Farsight - Fetch, filter, and store arbitrary data
Farsight facilitates the fetching and transformation of data from arbitrary sources into pre-defined structures, which can be further processed and serialised into other formats (such as JSON, YAML etc.).
A large amount of inspiration comes from the GoStruct project.
Usage
Farsight is very simple to use, and only exposes a single public method, Fetch
. For example, this is the full package for a single-page HTML scraper:
package main
import (
"fmt"
"github.com/deuill/farsight"
)
var url = "https://deuill.org"
type Post struct {
Title string `farsight:"h2"`
Text string `farsight:".post-text"`
}
type Data struct {
Intro string `farsight:".post-text:first-of-type"`
Posts []Post `farsight:".post-summary"`
}
func main() {
data := &Data{}
if err := farsight.Fetch(url, data, "html"); err != nil {
panic("Failed to fetch URL")
}
fmt.Println(data.Posts[0].Title) // Returns the first post's title.
}
Calling the Fetch
method on the Data
type fills each eligible field with the correct data, as matched by the specified CSS selectors.
Overview
Data sourcing is handled via generic source
types, that correspond to URIs passed to farsight.Fetch
and allow for transparent use of different types of sources (such as local files, HTTP endpoints etc.).

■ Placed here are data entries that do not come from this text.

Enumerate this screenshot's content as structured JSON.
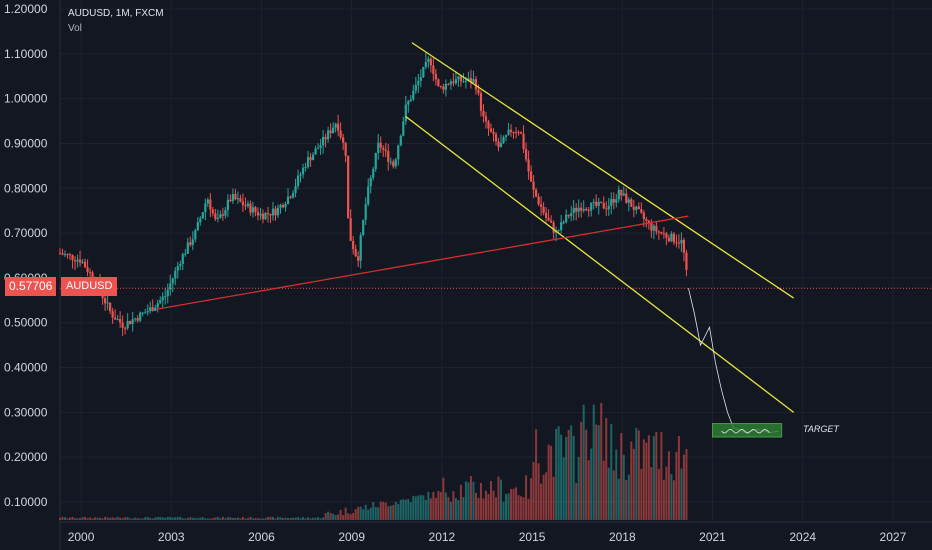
{
  "header": {
    "symbol": "AUDUSD, 1M, FXCM",
    "indicator": "Vol"
  },
  "last_price": {
    "value": "0.57706",
    "label": "AUDUSD"
  },
  "target_label": "TARGET",
  "colors": {
    "background": "#131722",
    "grid": "#1e222d",
    "up": "#26a69a",
    "down": "#ef5350",
    "channel": "#e8e83a",
    "trendline": "#d32f2f",
    "target_box": "#2e7d32",
    "axis_text": "#d1d4dc"
  },
  "chart_data": {
    "type": "candlestick",
    "title": "AUDUSD, 1M, FXCM",
    "y_ticks": [
      "1.20000",
      "1.10000",
      "1.00000",
      "0.90000",
      "0.80000",
      "0.70000",
      "0.60000",
      "0.50000",
      "0.40000",
      "0.30000",
      "0.20000",
      "0.10000"
    ],
    "x_ticks": [
      "2000",
      "2003",
      "2006",
      "2009",
      "2012",
      "2015",
      "2018",
      "2021",
      "2024",
      "2027"
    ],
    "ylim": [
      0.05,
      1.2
    ],
    "xlim": [
      1999.3,
      2028.3
    ],
    "price_path": [
      [
        1999.3,
        0.655
      ],
      [
        2000.0,
        0.64
      ],
      [
        2000.5,
        0.59
      ],
      [
        2001.0,
        0.52
      ],
      [
        2001.4,
        0.495
      ],
      [
        2001.8,
        0.51
      ],
      [
        2002.3,
        0.53
      ],
      [
        2002.8,
        0.56
      ],
      [
        2003.3,
        0.64
      ],
      [
        2003.8,
        0.7
      ],
      [
        2004.2,
        0.78
      ],
      [
        2004.5,
        0.72
      ],
      [
        2005.0,
        0.78
      ],
      [
        2005.5,
        0.76
      ],
      [
        2006.0,
        0.74
      ],
      [
        2006.5,
        0.75
      ],
      [
        2007.0,
        0.79
      ],
      [
        2007.5,
        0.86
      ],
      [
        2008.0,
        0.9
      ],
      [
        2008.5,
        0.95
      ],
      [
        2008.8,
        0.88
      ],
      [
        2008.9,
        0.7
      ],
      [
        2009.2,
        0.64
      ],
      [
        2009.5,
        0.78
      ],
      [
        2009.9,
        0.9
      ],
      [
        2010.4,
        0.85
      ],
      [
        2010.8,
        0.98
      ],
      [
        2011.3,
        1.05
      ],
      [
        2011.6,
        1.09
      ],
      [
        2011.9,
        1.02
      ],
      [
        2012.3,
        1.04
      ],
      [
        2012.8,
        1.04
      ],
      [
        2013.1,
        1.04
      ],
      [
        2013.4,
        0.95
      ],
      [
        2013.9,
        0.89
      ],
      [
        2014.3,
        0.93
      ],
      [
        2014.6,
        0.93
      ],
      [
        2015.0,
        0.8
      ],
      [
        2015.5,
        0.73
      ],
      [
        2015.8,
        0.7
      ],
      [
        2016.2,
        0.74
      ],
      [
        2016.6,
        0.76
      ],
      [
        2017.0,
        0.76
      ],
      [
        2017.5,
        0.76
      ],
      [
        2017.9,
        0.79
      ],
      [
        2018.2,
        0.77
      ],
      [
        2018.6,
        0.74
      ],
      [
        2019.0,
        0.71
      ],
      [
        2019.6,
        0.69
      ],
      [
        2020.0,
        0.68
      ],
      [
        2020.15,
        0.6
      ],
      [
        2020.2,
        0.577
      ]
    ],
    "projection_path": [
      [
        2020.2,
        0.577
      ],
      [
        2020.4,
        0.52
      ],
      [
        2020.6,
        0.45
      ],
      [
        2020.9,
        0.49
      ],
      [
        2021.1,
        0.41
      ],
      [
        2021.3,
        0.35
      ],
      [
        2021.5,
        0.3
      ],
      [
        2021.7,
        0.265
      ],
      [
        2022.1,
        0.255
      ],
      [
        2022.5,
        0.262
      ],
      [
        2022.9,
        0.255
      ],
      [
        2023.2,
        0.258
      ]
    ],
    "trendlines": [
      {
        "kind": "channel-upper",
        "from": [
          2011.0,
          1.125
        ],
        "to": [
          2023.7,
          0.555
        ]
      },
      {
        "kind": "channel-lower",
        "from": [
          2010.8,
          0.96
        ],
        "to": [
          2023.7,
          0.3
        ]
      },
      {
        "kind": "support",
        "from": [
          2002.5,
          0.53
        ],
        "to": [
          2020.2,
          0.738
        ]
      }
    ],
    "horizontal_line": 0.577,
    "target_zone": {
      "x": [
        2021.0,
        2023.3
      ],
      "y": [
        0.245,
        0.275
      ]
    }
  }
}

Data transformation is handled via parser
types, that rely on specific struct tag fields in order to fill the destination structures with the correct data. Thus, there is a direct relationship between the type of data the user expects to query against, and the parser
type used.
License
Farsight is licensed under the MIT license, the terms of which can be found in the included LICENSE file.